What Is Bioinformatics?
Biological data is proliferating rapidly. Public databases such as
GenBank and the Protein Data Bank have been growing exponentially for
some time now. With the advent of the World Wide Web and fast
Internet connections, the data
contained in these
databases and a great many
special-purpose programs can be accessed quickly, easily, and cheaply
from any location in the world. As a consequence, computer-based
tools now play an increasingly critical role in the advancement of
biological research.
Bioinformatics,
a rapidly evolving discipline, is the application of computational
tools and techniques to the management and analysis of biological
data. The term bioinformatics is relatively new, and as defined here,
it encroaches on such terms as "computational biology"
and others. The use of computers in biology research predates the
term bioinformatics by many years. For example, the determination of
3D protein structure from X-ray
crystallographic data has long relied on computer analysis. In this
book I refer to the use of computers in biological research as
bioinformatics. It's important to be aware, however, that
others may make different distinctions between the terms. In
particular, bioinformatics is often the term used when referring to
the data and the techniques used in large-scale sequencing and
analysis of entire genomes, such as C.
elegans, Arabidopsis, and
Homo sapiens.
What Bioinformatics Can Do
Here's a short example of bioinformatics in action. Let's
say you have discovered a very interesting segment of mouse DNA and
you suspect it may hold a clue to the development of fatal brain
tumors in humans.
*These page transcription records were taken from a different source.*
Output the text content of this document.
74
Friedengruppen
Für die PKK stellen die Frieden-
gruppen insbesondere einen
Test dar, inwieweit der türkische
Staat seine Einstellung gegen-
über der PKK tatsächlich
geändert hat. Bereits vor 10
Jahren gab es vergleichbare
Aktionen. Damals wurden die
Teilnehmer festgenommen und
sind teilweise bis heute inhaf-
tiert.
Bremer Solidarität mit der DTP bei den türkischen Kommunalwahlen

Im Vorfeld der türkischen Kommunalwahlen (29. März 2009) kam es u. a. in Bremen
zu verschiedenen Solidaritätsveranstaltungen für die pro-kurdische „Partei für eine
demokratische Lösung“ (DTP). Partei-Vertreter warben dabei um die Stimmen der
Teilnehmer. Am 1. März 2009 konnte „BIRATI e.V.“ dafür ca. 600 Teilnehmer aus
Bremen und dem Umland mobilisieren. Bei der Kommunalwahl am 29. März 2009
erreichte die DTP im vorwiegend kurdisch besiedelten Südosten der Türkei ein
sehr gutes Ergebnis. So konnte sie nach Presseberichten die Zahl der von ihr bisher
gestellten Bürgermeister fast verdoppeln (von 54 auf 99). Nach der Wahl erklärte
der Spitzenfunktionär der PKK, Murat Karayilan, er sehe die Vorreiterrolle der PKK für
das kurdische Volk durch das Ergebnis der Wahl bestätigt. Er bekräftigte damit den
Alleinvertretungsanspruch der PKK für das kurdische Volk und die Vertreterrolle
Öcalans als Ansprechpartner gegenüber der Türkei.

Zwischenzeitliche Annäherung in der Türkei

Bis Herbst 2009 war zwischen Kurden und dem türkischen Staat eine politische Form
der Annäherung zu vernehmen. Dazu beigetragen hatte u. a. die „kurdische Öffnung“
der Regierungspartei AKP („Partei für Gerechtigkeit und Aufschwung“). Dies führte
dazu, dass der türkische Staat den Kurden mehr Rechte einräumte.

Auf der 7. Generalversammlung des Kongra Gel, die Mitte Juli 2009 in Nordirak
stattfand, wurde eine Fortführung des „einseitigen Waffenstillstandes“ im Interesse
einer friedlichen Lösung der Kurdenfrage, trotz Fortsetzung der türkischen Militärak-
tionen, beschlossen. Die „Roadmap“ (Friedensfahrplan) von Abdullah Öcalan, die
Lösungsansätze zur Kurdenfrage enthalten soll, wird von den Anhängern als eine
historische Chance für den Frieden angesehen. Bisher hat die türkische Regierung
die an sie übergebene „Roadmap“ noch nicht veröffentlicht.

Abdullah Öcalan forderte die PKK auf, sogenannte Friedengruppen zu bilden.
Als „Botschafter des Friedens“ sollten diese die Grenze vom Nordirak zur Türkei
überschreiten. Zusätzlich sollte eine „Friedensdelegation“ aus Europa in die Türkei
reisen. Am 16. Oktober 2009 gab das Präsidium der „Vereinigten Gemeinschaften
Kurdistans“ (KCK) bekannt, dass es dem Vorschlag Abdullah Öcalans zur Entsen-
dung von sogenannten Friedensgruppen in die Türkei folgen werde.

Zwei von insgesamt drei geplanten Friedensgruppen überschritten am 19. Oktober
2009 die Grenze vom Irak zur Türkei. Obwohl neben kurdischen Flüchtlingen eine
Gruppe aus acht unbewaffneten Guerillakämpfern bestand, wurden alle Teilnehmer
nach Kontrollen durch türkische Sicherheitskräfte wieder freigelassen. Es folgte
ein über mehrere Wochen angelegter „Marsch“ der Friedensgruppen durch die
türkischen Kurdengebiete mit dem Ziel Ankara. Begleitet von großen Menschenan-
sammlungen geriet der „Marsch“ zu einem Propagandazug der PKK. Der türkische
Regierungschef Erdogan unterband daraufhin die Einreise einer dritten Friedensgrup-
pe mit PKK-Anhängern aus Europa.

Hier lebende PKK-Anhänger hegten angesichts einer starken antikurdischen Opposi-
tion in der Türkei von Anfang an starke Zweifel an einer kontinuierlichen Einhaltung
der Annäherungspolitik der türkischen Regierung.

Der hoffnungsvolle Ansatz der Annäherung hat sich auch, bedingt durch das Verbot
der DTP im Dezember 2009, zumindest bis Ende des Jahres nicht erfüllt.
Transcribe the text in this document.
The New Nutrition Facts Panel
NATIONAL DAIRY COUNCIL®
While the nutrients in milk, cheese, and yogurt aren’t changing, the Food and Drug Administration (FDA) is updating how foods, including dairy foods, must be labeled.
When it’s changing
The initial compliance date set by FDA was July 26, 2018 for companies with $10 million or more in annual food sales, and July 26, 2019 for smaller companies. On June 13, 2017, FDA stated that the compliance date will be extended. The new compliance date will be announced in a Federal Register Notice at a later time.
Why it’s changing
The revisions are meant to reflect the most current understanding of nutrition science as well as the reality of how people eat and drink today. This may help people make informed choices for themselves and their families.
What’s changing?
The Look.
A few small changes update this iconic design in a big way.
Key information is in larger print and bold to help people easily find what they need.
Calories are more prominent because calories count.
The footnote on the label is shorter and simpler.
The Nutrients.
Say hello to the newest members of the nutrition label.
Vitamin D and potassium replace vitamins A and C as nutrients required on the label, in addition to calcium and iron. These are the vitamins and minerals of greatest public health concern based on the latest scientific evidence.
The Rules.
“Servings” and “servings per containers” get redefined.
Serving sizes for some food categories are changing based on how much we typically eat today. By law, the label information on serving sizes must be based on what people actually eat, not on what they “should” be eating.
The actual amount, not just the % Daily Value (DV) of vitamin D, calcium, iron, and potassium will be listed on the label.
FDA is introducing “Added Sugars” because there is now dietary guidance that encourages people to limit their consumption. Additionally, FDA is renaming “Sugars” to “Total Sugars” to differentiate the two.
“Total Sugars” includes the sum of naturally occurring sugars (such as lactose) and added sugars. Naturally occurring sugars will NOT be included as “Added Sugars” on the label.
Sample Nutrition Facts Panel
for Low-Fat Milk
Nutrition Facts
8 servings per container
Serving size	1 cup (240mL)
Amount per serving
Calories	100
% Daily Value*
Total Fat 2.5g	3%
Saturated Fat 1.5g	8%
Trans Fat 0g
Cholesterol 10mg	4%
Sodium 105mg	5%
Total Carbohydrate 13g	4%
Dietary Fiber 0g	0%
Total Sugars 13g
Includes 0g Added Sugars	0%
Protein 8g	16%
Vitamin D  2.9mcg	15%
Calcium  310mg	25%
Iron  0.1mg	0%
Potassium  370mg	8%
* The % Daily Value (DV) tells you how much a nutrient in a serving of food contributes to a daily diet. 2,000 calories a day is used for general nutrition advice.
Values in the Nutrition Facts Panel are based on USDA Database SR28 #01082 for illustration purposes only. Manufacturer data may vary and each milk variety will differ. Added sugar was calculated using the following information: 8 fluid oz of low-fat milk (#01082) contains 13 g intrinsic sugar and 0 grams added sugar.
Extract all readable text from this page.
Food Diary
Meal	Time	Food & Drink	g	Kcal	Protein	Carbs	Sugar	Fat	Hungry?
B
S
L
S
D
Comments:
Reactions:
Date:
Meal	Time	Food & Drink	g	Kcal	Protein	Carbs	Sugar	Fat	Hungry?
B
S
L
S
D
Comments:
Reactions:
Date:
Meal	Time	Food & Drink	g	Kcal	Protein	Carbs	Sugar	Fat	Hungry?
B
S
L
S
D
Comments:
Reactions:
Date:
After sequencing the DNA, you perform a search of
Genbank and other data sources using web-based sequence alignment
tools such as BLAST. Although you find a few related sequences, you
don't get a direct match or any information that indicates a
link to the brain tumors you suspect exist. You know that the public
genetic databases are growing daily and rapidly. You would like to
perform your searches every day, comparing the results to the
previous searches, to see if anything new appears in the databases.
But this could take an hour or two each day! Luckily, you know Perl.
With a day's work, you write a program (using the Bioperl
module among other things) that automatically conducts a daily BLAST
search of Genbank for your DNA sequence, compares the results with
the previous day's results, and sends you email if there has
been any change. This program is so useful that you start running it
for other sequences as well, and your colleagues also start using it.
Within a few months, your day's worth of work has saved many
weeks of work for your community. This example is taken from real
life. There are now existing programs you can use for this purpose,
even web sites where you can submit your DNA sequence and your email
address, and they'll do all the work for you!
This is only a small example of what happens when you apply the power
of computation to a biological problem. This is bioinformatics.